What it is: Death in Rome is an interactive history experience from the BBC. The game takes place in the year 80AD where Tiberius Claudius Eutychus is found dead in his apartment. Students must put their sleuth skills to work as they investigate clues scattered around the room to solve the mystery. They have until dawn to crack the case. In addition to clues in the room, students can “talk” to modern-day experts for additional information, and interrogate witnesses.

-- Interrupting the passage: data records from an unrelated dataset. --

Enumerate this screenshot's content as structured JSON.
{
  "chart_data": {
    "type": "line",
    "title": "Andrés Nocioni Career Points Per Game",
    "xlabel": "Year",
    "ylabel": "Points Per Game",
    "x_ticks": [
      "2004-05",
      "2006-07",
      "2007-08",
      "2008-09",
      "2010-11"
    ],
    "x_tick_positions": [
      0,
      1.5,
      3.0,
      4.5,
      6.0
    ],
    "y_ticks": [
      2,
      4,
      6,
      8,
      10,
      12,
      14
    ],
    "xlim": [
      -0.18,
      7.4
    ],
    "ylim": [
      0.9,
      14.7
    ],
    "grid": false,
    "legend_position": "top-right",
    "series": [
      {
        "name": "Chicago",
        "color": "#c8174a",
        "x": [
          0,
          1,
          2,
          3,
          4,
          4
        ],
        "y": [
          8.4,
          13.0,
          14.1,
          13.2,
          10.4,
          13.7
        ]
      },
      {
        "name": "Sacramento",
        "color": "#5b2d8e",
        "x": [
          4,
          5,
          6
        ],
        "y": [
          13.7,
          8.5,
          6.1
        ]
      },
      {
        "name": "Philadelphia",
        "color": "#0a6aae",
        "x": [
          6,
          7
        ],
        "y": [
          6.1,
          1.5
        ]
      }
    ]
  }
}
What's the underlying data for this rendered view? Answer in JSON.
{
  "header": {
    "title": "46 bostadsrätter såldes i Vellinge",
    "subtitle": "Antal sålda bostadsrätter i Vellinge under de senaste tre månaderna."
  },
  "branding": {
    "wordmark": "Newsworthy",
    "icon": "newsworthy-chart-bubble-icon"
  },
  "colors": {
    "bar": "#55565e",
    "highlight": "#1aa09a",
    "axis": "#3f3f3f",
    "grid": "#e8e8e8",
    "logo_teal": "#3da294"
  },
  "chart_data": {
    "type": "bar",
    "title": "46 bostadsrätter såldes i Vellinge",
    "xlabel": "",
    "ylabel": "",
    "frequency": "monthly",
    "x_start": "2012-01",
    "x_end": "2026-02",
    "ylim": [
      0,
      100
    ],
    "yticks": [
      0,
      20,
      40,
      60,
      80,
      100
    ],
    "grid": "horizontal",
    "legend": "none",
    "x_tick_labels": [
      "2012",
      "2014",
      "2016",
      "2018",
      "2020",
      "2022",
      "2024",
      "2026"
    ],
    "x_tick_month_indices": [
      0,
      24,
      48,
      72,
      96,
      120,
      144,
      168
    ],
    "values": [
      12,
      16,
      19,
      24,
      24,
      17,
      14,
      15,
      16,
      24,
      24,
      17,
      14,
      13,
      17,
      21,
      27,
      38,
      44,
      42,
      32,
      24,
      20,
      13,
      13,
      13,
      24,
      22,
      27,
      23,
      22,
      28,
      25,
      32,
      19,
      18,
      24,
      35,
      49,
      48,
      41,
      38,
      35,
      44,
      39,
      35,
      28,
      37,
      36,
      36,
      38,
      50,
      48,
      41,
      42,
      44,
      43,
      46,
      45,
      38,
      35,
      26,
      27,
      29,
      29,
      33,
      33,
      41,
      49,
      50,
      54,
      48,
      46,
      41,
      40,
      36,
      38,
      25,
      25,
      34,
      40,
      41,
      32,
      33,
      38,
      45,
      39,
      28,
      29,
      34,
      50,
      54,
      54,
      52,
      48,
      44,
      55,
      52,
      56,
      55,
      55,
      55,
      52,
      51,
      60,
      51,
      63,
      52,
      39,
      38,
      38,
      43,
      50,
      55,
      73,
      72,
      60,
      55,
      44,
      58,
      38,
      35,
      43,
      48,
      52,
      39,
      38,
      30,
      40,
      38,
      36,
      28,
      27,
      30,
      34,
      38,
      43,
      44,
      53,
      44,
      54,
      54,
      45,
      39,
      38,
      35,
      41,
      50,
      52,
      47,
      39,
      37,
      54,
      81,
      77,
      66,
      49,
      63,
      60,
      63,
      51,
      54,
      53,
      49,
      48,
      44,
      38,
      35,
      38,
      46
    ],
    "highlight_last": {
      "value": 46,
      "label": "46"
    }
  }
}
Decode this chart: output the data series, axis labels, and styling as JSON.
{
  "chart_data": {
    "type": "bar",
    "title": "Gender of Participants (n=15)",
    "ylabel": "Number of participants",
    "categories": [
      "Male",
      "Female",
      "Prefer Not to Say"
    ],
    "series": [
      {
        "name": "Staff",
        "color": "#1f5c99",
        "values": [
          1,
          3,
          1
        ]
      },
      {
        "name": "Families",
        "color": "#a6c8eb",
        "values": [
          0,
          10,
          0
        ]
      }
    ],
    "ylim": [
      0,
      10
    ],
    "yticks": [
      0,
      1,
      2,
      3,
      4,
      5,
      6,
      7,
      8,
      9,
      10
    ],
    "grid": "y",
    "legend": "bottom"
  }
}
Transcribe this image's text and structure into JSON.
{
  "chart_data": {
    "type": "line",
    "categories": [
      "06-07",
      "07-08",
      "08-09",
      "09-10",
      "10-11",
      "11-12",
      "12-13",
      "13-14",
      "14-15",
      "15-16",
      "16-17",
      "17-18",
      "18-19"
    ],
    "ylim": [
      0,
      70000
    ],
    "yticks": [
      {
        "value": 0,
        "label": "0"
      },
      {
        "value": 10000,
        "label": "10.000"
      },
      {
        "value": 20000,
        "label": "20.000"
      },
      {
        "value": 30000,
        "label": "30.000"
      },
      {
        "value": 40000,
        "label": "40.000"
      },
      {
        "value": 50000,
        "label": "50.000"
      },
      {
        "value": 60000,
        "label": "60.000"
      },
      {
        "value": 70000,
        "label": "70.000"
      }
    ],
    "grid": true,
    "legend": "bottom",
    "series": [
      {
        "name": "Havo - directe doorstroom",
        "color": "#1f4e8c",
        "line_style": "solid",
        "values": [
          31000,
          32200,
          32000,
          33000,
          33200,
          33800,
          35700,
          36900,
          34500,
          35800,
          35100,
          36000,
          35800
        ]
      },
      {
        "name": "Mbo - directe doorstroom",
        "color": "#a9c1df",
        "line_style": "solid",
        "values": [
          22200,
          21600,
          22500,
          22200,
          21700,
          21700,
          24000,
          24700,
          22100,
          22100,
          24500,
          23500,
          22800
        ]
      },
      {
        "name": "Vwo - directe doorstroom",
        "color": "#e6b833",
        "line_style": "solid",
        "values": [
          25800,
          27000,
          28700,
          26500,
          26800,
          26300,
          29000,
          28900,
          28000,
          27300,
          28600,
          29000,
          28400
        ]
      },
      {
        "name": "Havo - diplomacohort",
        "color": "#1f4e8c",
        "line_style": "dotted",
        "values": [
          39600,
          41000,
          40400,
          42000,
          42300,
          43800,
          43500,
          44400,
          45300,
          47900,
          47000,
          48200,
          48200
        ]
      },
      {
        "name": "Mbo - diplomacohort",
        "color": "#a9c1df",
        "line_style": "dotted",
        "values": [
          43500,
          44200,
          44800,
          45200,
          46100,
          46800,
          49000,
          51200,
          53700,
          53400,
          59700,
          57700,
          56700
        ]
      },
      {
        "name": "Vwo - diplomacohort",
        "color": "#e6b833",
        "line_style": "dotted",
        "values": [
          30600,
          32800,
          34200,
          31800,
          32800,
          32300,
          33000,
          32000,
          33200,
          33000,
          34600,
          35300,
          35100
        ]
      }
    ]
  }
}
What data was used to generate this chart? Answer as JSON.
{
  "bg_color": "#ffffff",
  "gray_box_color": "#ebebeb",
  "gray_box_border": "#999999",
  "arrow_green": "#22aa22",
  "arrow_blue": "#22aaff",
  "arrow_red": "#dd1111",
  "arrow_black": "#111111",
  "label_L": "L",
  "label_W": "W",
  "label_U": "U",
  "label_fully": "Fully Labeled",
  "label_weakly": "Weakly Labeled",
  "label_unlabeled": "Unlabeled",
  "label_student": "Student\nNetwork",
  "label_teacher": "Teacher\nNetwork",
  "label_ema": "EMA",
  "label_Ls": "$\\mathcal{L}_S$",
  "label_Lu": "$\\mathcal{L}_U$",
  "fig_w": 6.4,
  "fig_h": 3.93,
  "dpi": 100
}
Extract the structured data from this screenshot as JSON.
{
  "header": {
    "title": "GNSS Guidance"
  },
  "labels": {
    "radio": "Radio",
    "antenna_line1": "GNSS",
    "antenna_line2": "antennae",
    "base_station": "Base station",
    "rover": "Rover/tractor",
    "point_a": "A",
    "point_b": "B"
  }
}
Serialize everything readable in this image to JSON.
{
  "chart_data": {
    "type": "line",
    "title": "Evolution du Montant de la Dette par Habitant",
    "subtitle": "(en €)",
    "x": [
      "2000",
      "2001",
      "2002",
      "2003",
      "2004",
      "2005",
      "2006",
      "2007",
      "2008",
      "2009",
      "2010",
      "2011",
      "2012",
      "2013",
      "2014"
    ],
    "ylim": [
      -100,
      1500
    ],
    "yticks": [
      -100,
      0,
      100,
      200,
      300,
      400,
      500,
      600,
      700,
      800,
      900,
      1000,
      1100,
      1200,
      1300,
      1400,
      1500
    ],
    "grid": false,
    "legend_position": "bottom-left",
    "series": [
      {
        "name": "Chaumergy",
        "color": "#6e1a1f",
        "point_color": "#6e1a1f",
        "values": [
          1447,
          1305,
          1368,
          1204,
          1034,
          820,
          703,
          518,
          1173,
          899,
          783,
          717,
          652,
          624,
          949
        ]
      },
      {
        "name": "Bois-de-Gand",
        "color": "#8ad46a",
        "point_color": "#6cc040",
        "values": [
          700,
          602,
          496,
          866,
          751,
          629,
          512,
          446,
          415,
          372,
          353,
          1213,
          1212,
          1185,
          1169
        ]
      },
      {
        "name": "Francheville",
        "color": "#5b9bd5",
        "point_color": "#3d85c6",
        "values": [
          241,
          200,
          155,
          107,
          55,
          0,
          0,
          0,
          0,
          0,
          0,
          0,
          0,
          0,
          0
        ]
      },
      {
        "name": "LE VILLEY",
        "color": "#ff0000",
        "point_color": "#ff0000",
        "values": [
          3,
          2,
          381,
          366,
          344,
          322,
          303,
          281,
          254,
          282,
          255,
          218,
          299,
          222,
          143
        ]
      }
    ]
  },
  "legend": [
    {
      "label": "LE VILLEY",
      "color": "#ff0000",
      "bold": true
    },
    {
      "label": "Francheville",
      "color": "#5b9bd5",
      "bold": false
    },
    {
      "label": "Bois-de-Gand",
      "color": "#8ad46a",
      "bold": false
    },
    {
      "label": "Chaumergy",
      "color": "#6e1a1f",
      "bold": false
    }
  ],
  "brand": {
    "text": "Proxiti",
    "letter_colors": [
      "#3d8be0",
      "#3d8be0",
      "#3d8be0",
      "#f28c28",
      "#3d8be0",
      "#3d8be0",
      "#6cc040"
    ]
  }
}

How to integrate Death in Rome into your curriculum: Death in Rome is a fantastic exercise in critical thinking, reasoning, and deduction. Students will learn about ancient Rome, using clues to solve a mystery, and find out how engaging and interesting history can be. Death in Rome would make a great partner activity. Students can work together in teams to solve the crime. When each team has cracked the case, they can share the strategy they used and the clues that tipped them off to the solution. If you don’t have access to a lab setting, solve the case as a class using a projector or interactive whiteboard. Students can take turns at the board acting as investigators and leading the investigation. As the game progresses, those students at their seats can make note of the clues and offer conjectures as to what the clues reveal about the death.
Tips: Because of the subject matter, this game probably isn’t appropriate for students under the age of 10. I recommend playing through the game yourself to decide if it is appropriate for your age group. Older students will enjoy playing investigator!